Segundo Espinosa, a
diferença que existe entre a ideia adequada e a inadequada é sentida em nós por
algo que não é totalmente teórico ou apenas ligado à inteligência livresca,
acadêmica. Segundo ele, a ideia adequada “como que nos segura pela mão e conduz”.
A ideia inadequada, ao contrário, põe-nos à parte e nos isola: nos isola dos outros, nos
isola da compreensão, nos isola de nós mesmos. Ela nos isola sobretudo daquilo
que podemos.
Com-preender:
apreender junto. A ideia adequada nasce da compreensão, e compreender é mais do
que o mero conhecer. Assim, a ideia adequada não nos diz, ordenando: “Eu vou na frente, e você vai
atrás, me seguindo. E não aceito desvios! Mantenha o foco!”. Ela também não nos
diz aonde ir, apenas apontando o caminho e ficando parada, sem nos acompanhar. Diferentemente,
a ideia adequada estende a mão, espera pela nossa, e vai junto, ao lado,
encorajando que caminhemos com nossas próprias pernas, até que nossos passos
compreendam o ritmo dos passos dela e, com esforço cada vez menor, mas sempre
com algum esforço, sigamos em frente, perseverantemente.
Certa vez, antes de
começar uma aula, eu estava hesitante, estanquei. Até que uma ideia adequada
estendeu sua mão para mim. Então, eu a segurei, nasceu a confiança e , agenciado
com a ideia, caminhei. A ideia adequada me auxiliava na compreensão. E toda
ideia adequada fornece a compreensão não apenas dela, mas sobretudo de nós
mesmos.
Era a minha mão esquerda,
a mão do coração, que estava unida à mão
da ideia adequada. Virei para olhar para ela. A minha compreensão dela
então aumentou, pois ela também estava de mão dada com outra ideia, e , através
dela, compreendi essa outra ideia também. E esta igualmente não estava solitária: ela
também estava de mão dada com outra ideia dela diferente. Minha compreensão então aumentou,
pois em primeiro lugar, e antes de tudo, aumentava minha compreensão de mim
mesmo. Eu aumentava não em tamanho ou prepotência, eu aumentava por dentro e,
aumentando eu mesmo, aumentava o caminho. E outra ideia estava unida à esta
última, e esta à outra...de tal modo que
não havia última, apenas meio, processo...Eu fazia parte de uma conexão de
ideias, de um agenciamento de ideias, agenciamento este do qual eu era um elo,
e não um ponto-ego cartesiano.
A primeira ideia foi um
intercessor para mim. Intercessor: “aquele que abre portas”. Reparei então que
a conexão de ideias se estendia ao horizonte, tornando tudo horizonte, e assim
elas me faziam ir para além do aqui e agora. Eu permanecia ligado ao aqui e
agora, contudo o potencializava pelas ideias que se abriam e me conectavam com
o horizonte de ideias. Pois as ideias não são muros ou cercas, elas são e
formam aberturas , horizontamentos,
diria o poeta Manoel de Barros.
Até que reparei, ainda sem olhar, que minha mão direita, que eu supunha sozinha, na verdade não estava só. Havia também outra mão a segurando, de tal modo que eu também conduzia, eu que era, no entanto, conduzido pela conexão de ideias, e não mais apenas por aquela primeira ideia que me tirou do medo, da desconfiança e da limitação.

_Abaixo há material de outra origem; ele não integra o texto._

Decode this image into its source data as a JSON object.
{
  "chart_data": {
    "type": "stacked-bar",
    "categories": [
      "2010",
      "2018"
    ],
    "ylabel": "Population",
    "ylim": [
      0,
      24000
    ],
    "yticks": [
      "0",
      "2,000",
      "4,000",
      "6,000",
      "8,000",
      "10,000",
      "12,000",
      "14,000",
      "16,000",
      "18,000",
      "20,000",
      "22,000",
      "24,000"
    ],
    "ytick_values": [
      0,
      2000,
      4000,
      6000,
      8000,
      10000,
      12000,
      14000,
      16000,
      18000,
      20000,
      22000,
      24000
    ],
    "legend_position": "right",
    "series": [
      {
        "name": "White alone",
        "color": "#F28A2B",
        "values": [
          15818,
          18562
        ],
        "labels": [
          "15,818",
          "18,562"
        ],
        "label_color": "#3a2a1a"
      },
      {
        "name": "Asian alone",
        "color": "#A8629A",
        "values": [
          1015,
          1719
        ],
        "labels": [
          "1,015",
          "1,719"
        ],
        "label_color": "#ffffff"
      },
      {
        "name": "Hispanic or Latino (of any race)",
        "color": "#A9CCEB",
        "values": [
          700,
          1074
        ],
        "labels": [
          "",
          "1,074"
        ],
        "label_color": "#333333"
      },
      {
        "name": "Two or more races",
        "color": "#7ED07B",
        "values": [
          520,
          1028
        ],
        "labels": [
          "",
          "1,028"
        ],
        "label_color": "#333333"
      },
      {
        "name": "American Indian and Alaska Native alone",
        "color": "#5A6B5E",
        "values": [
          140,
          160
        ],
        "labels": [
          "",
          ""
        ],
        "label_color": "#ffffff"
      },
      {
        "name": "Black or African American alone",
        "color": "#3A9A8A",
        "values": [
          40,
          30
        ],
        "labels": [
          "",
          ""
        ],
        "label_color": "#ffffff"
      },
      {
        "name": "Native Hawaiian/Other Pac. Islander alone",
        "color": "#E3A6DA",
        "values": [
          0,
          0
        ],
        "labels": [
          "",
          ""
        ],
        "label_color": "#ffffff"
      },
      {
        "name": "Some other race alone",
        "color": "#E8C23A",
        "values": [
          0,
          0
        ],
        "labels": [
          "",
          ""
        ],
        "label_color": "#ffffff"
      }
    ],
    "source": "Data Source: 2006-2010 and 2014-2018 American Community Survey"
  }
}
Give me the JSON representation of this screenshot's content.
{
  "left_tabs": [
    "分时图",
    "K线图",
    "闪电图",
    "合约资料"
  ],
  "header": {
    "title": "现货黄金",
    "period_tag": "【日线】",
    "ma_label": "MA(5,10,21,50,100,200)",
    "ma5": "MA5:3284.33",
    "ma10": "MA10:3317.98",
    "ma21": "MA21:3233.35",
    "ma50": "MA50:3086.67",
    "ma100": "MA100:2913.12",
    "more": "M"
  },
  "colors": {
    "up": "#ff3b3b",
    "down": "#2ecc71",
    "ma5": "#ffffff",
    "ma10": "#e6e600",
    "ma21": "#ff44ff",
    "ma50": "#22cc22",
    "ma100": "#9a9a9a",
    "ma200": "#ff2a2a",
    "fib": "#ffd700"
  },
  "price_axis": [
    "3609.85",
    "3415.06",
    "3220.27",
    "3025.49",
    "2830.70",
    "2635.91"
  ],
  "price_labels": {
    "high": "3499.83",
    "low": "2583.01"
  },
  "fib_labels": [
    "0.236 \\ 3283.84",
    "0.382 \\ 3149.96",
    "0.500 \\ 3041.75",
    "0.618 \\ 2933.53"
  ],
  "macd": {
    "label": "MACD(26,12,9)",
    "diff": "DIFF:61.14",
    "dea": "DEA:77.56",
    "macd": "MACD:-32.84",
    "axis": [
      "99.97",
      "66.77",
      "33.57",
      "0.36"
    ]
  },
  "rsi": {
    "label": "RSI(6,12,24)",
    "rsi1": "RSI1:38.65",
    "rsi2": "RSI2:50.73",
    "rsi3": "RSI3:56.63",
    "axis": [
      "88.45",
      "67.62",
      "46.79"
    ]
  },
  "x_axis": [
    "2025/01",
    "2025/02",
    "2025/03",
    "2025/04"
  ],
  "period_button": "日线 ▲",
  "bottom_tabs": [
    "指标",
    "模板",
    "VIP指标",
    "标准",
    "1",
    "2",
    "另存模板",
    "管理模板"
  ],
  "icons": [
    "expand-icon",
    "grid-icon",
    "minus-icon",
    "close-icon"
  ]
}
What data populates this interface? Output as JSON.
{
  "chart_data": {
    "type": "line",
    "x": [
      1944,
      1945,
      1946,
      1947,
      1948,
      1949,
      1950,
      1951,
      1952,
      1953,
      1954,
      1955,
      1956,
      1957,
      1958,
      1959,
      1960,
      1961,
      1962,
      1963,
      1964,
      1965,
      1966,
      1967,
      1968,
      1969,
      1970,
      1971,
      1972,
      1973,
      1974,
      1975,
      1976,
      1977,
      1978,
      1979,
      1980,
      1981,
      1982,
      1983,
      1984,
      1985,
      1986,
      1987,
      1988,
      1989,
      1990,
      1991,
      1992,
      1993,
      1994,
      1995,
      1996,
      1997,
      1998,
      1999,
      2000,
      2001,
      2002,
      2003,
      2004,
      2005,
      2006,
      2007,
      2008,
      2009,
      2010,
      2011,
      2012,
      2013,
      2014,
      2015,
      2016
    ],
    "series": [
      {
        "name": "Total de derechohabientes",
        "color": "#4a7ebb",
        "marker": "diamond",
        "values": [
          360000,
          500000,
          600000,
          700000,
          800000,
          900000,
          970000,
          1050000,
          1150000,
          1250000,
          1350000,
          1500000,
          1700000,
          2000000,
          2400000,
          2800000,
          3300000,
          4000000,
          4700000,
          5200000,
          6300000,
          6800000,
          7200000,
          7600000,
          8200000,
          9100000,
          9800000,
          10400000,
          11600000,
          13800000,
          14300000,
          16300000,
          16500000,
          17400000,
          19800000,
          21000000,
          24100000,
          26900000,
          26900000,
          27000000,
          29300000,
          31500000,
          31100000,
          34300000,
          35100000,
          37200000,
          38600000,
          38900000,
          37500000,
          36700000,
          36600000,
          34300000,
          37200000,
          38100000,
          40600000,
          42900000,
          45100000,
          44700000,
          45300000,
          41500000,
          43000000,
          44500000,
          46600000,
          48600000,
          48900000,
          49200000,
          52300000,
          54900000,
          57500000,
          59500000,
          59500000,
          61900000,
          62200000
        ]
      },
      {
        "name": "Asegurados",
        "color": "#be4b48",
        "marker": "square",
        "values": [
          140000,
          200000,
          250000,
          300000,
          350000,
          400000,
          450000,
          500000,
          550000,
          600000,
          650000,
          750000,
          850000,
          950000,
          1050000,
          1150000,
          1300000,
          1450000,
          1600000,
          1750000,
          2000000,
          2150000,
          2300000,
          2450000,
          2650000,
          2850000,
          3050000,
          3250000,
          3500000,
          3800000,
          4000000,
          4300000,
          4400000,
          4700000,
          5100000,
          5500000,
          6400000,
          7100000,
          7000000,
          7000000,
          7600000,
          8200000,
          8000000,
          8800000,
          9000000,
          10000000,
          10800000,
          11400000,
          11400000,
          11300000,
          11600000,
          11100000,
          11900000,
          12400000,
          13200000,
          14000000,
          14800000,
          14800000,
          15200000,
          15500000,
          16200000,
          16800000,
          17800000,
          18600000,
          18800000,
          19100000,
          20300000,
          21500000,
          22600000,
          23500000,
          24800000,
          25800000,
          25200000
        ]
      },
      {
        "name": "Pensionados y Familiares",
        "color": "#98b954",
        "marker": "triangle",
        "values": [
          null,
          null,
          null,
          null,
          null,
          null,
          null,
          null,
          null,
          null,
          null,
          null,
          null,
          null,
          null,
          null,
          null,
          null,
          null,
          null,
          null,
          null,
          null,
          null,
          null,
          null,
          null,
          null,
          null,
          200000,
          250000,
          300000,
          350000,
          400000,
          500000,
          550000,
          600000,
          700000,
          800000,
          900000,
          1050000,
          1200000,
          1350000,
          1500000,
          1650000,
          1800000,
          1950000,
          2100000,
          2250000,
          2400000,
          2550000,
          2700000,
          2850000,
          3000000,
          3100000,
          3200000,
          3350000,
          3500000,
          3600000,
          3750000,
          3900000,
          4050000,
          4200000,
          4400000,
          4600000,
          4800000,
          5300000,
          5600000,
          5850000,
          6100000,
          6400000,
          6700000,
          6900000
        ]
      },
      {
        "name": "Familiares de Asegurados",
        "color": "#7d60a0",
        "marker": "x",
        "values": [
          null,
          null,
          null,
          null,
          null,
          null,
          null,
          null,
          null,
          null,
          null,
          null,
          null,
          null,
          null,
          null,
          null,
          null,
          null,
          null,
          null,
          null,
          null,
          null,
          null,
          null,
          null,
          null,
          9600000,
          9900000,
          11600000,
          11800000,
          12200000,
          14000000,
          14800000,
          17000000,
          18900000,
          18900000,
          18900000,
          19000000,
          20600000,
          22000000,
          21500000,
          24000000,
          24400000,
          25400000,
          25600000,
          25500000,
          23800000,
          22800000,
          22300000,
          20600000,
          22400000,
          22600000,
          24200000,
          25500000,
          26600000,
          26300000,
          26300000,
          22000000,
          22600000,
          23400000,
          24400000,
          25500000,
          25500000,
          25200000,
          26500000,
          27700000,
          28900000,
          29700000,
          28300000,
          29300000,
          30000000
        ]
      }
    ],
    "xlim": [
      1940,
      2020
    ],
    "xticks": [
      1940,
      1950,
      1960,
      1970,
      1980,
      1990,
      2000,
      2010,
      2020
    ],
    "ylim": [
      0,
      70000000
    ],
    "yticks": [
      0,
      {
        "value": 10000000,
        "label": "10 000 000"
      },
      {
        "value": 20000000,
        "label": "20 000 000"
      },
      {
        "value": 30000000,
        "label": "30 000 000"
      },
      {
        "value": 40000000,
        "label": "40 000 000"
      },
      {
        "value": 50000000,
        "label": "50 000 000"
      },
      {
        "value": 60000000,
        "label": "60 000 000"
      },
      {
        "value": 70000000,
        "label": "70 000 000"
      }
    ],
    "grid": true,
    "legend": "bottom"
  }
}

A primeira ideia me produziu
um deslimite , como também me produz um deslimite a poesia de Manoel. Virei-me
então para ver quem segurava minha mão e ia também comigo e, através de mim,
alcançava o horizonte. Era uma pessoa que me ouvia. E, ao lado dela, segurando
também sua mão, havia outra pessoa. E
depois outra, e outra...Até que também vi, fazendo parte daquela conexão que
conduz e horizonta , também vi um menino de rua , que largou seu canivete e
confiou dar a mão à educação. Vi também uma criança que, na sua inocência,
imaginava que brincávamos de roda ( e , olhando bem, estávamos mesmo a
brincar...);vi também um indígena, vi depois um homem da lei que, largando os
códigos, deixou-se conduzir pela justiça; vi ainda uma borboleta recém saída de sua metamorfose; vi Manoel de Barros também conectado à
nossa conexão : ele sorria com aquela nossa peraltagem... Tentei ver quem era então o
último daquela conexão, mas parecia não haver, tampouco havia mais o primeiro.